I narrowed my eyes. I wanted to say it was me, but Gasket was childhood friends with Marini. His family had been part of the pack for generations. I was a century into the game and brought information and skills the old man didn’t have, but blood ran thicker than power. Though lately, it was hard to say with the alpha. He lusted after a lot of things that weren’t loyal to his oldest brother-in-arms.
“Flip a coin. You’d have better luck working it out,” I retorted.
“Right now, she’s downstairs having dinner with him. After a week here, he finally wants to see her.” Gasket sighed. “And it’s not to catch up on fifteen lost years, either.”
I glanced at him, my stomach feeling unsettled. It was to
o soon. Way too soon. She’d stepped over the line with Harley, even though he deserved everything she gave him and then some.
“Why did she attack Harley?” I asked. “Did he try to jump her?”
Gasket shook his head. “No. She walked in on him beating on Sam.”
I cursed under my breath. There were so many things wrong with how Harley treated Sam, but interfering was the worst thing Sloane could’ve done. No one could break a cycle of abuse that deep with one broken nose. Now she was in a room with Marini, getting one of his stock standard talking-tos. There would be no happy family reunion between those two.
“She better watch her back, then,” I muttered, crushing the empty beer can in my hand. “Harley won’t let this slide. Being Marini’s daughter won’t stop him.”

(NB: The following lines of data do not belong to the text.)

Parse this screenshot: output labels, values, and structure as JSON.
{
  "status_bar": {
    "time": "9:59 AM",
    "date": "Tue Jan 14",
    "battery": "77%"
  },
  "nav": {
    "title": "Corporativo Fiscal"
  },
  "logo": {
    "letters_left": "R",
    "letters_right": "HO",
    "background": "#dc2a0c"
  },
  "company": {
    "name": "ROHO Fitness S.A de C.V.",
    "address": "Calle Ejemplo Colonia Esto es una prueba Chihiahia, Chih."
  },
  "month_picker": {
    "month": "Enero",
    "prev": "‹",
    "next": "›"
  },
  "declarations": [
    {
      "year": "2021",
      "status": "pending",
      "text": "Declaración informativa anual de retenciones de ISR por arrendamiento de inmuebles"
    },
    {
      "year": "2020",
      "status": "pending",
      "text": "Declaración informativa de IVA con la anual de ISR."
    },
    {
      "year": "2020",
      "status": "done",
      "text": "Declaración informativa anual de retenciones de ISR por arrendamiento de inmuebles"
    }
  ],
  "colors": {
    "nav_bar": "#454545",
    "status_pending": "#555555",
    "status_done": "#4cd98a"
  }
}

“I can’t watch over her all the time,” Gasket said. “This is where I hope I’m right, and you’re already looking out for our girl.”

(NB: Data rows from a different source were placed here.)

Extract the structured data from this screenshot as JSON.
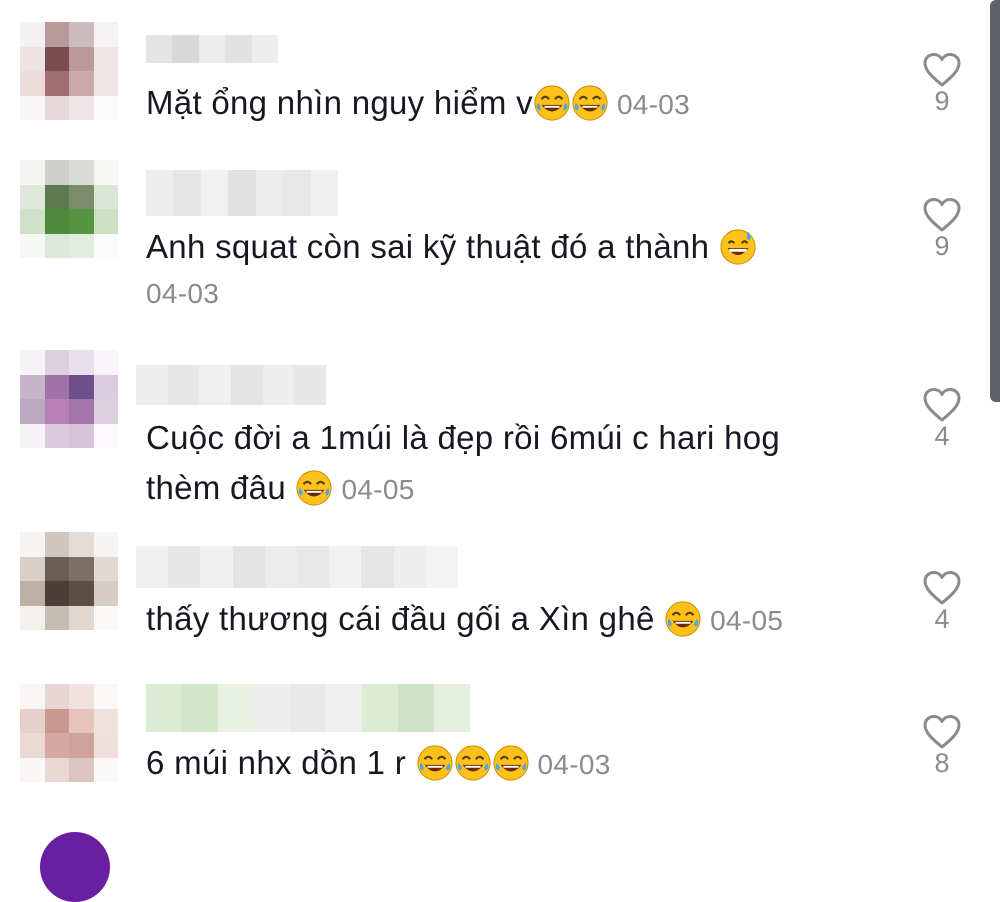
{
  "comments": [
    {
      "text": "Mặt ổng nhìn nguy hiểm v",
      "emoji_count": 2,
      "emoji": "tears-of-joy",
      "date": "04-03",
      "likes": "9"
    },
    {
      "text": "Anh squat còn sai kỹ thuật đó a thành ",
      "emoji_count": 1,
      "emoji": "grinning-sweat",
      "date": "04-03",
      "likes": "9"
    },
    {
      "text": "Cuộc đời a 1múi là đẹp rồi 6múi c hari hog thèm đâu ",
      "emoji_count": 1,
      "emoji": "tears-of-joy",
      "date": "04-05",
      "likes": "4"
    },
    {
      "text": "thấy thương cái đầu gối a Xìn ghê ",
      "emoji_count": 1,
      "emoji": "tears-of-joy",
      "date": "04-05",
      "likes": "4"
    },
    {
      "text": "6 múi nhx dồn 1 r ",
      "emoji_count": 3,
      "emoji": "tears-of-joy",
      "date": "04-03",
      "likes": "8"
    }
  ],
  "colors": {
    "text": "#161823",
    "secondary": "#8a8b91",
    "partial_avatar": "#6a1fa3"
  },
  "icons": {
    "like": "heart-outline-icon"
  }
}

“Our girl?” I snorted. I used to be so good at reading people, but this old wolf was impossible. If I misjudged, I was as good as strung up. The brand kept me from dying, so I’d suffer a long time being tortured. If he was telling the truth, then the game had turned in our favour. We couldn’t afford mistakes.
“For once in your life, drop the tough guy act, Chaser.” Gasket’s shoulders tensed, and he lowered his chin. “I wasn’t able to save her mother, but I was the one who helped her get out…and the one who stopped him from going after her.” He sighed. “Until now, anyway. Who do you think convinced him to send you?”
It was my turn to tense up. Gasket had just handed me enough information to get him a one-way ticket six feet under.
“Out there, I can’t help her…not with this,” he went on. “On her own, she was done for. They would’ve gotten to her, and I would be sitting by a grave rather than on this stinking roof with you. In here, I can do something. There is no one else.” He eyed me with a look I wasn’t sure I could explain. Did Gasket actually trust me with Sloane? The vampire slave? Stranger things had happened.
“Does she know?” I asked, tossing the beer can aside.